Das größte Hindernis bei der Bekämpfung der globalen Erwärmung ist eben, dass sie eine Erwärmung ist und keine Abkühlung. Fielen unsere überhitzten Sommer ins nasskalte Nieselwasser– schon längst wären die FFF-Demos so generationengemischt überfüllt wie die Schwimmbäder bei den inzwischen nicht unüblichen 37 Grad Außentemperatur.
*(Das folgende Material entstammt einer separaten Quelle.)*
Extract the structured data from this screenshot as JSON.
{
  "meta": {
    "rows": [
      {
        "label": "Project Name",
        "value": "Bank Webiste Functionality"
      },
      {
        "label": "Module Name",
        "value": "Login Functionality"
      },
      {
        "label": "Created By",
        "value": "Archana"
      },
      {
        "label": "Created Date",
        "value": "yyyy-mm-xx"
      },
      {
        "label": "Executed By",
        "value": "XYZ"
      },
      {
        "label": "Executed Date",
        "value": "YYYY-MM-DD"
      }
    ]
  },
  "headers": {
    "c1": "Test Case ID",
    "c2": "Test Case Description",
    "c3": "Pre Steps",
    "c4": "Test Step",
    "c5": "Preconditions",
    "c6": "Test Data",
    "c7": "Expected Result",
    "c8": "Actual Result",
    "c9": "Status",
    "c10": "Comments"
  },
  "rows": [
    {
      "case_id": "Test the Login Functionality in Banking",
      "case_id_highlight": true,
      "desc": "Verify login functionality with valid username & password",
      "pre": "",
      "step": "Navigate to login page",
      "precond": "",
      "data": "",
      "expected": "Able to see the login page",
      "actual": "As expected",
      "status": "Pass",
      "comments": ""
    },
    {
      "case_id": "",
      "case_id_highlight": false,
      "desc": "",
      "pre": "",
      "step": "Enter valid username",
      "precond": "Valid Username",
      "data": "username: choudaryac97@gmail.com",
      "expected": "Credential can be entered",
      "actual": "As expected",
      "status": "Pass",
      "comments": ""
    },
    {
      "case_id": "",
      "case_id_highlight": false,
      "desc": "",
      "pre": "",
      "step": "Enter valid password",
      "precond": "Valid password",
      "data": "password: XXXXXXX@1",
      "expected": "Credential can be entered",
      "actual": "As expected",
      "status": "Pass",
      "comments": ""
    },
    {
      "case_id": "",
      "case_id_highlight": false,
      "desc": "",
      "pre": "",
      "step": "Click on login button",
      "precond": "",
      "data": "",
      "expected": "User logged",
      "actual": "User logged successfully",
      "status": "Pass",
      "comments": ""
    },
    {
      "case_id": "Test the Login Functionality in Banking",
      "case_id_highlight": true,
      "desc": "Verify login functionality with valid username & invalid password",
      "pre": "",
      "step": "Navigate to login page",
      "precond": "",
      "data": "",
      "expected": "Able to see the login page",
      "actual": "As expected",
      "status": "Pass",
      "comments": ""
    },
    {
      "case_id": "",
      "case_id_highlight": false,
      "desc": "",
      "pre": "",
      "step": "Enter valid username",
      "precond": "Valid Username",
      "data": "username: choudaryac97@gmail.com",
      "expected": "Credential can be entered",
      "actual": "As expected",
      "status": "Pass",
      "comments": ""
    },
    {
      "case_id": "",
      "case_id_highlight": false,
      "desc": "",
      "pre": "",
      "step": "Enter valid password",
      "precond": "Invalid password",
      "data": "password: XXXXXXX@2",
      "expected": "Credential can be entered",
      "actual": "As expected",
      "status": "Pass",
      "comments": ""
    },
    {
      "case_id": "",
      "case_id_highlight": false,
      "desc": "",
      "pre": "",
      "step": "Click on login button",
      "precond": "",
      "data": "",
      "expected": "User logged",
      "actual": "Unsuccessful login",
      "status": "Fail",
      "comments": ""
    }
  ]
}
Experten sagen, dass eben der Klimawandel auch am gegenwärtigen Wintermärchen schuld sei. Kurz gesagt: Es wird nicht einfach nur wärmer, sondern zwischendurch auch durchaus mal kälter. Und ich bin so drauf: Ich glaube den Experten, ich glaube meinem Vermieter, ich kenne meine Söhne – und ich musste irgendwas mit dieser Aloe tun.
Sie steht jetzt unten im kühlen Durchgang, da wo ich den Kübel allein gerade so aus dem Garten hinrollen konnte, geschützt immerhin vorm putinesken Ostwind, in ein paar alte Decken gemümmelt.
Und tröstend sage ich zu ihr: Weißt du, Aloe – so ungefähr fühlt sich dieser lange Coronawinter auch für uns Menschen an.